My favorite version of this proof:
Let S be the subset of natural numbers that are not interesting. Suppose by way of contradiction that S is inhabited. Then by the well ordering principle of natural numbers, there is a least such element, s in S. In virtue of being the least non interesting number, s is in fact interesting. Hence s is not in S. Since s is in S and not in S, we have derived a contradiction. Therefore our assumption that S is inhabited must be false. Thus S is empty and there are no non interesting numbers.
Counterproof:
n+1 is not the smallest non-interesting number... n-1 is.
What about 31? That's the smallest non-interesting number so if we take that as the first n, then every n+1 is either interesting or the second-smallest non-interesting number, and the second smallest non-interesting number is still not interesting.
- 31 is prime, that's interesting isn't it?
what about the real, non-rational numbers?

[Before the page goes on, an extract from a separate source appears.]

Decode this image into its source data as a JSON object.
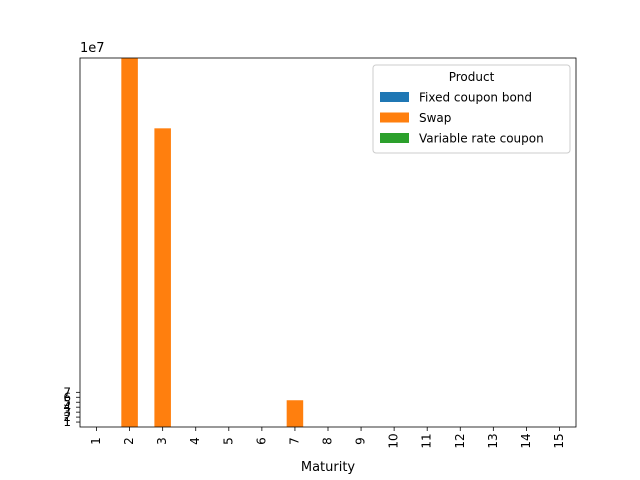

The number of particles in the observable universe. For all we know, the universe may be infinite.

I think 6 is a rather big number. It’s more than I can count on one hand.

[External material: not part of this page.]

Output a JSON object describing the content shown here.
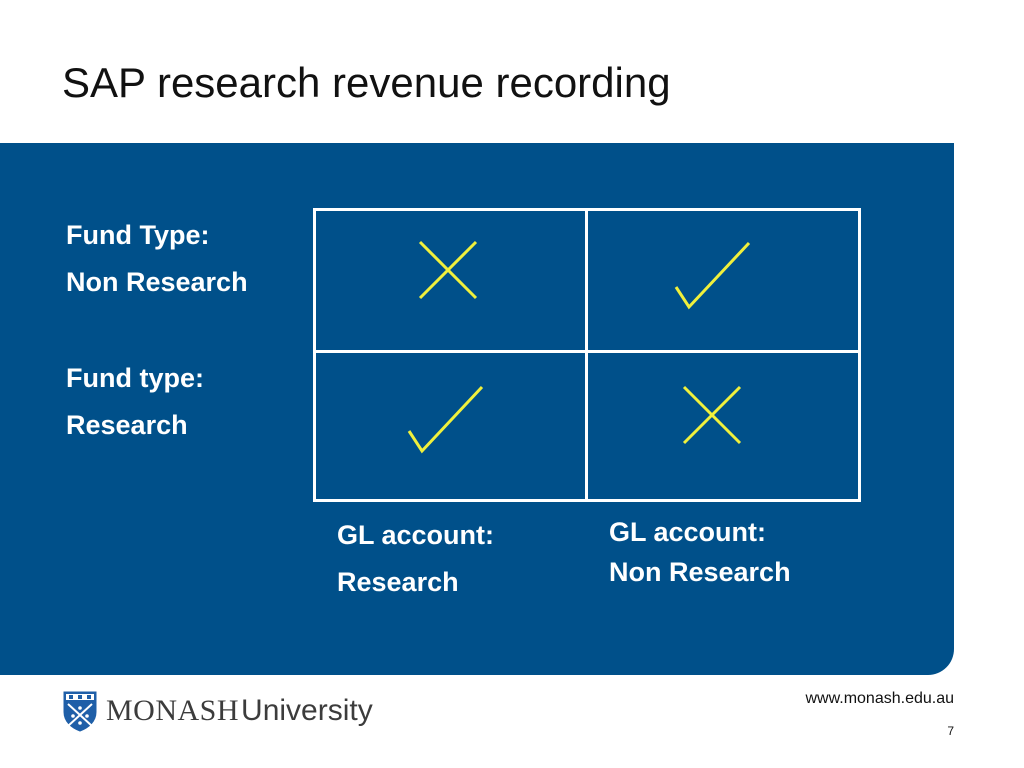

Start counting in binary. Gets you to 31 on one hand, 1023 on two.
- Chernobyl math

I've seen smaller 😏

I don't think you can induce all numbers from n+1

True, You can only induce natural numbers from this.
However, you could extend it to the positive reals by saying [0,1) is a small number. And building induction on all of those.
You could cover negative and even complex numbers if “small” is a reference to magnitude of a vector, but that is a slippery slope…
In a very not rigorous way, you can cover combinations of ordinal numbers and even non-numbers if you treat them as orthogonal “unit vectors” and the composite “number” as a vector in an infinite vector space which again allows you to specify smallness as a reference to magnitude like we did for the complex numbers.
If you multiply two not really numbers, just count the product as a new dimension for the vector. Same with exponentiation. Same with non math shit like a cow or the color orange. Count all unique things as a unique dimension to a vector then by our little vector magnitude hack, everything is a small number, even things that aren’t numbers. QED.
This proof is a joke, broken in many ways, but the most interesting is the question of if you can actually have a vector with an uncountably infinite (or higher ordinals) of dimensions and what the hell that even means.
Sure you can. Proof:
0 is a number.
If n is a number, n+1 is also a number.
Therefore, by mathematical induction, we can induce all numbers.
- ☝🏽🤓 The naturals are hardly all numbers, considering they're only a countably infinite subset of the reals.
- Weird. There are no numbers that can't be added. I wanted that.

But what abut 10⁸⁰ + 1 ??

Relevant XKCD: https://www.explainxkcd.com/wiki/index.php/2966:_Exam_Numbers

This is a poor definition, a small number is usually defined by an inequality.

https://youtu.be/9P2ROAbQZYw

Different variation of the Sorites Paradox.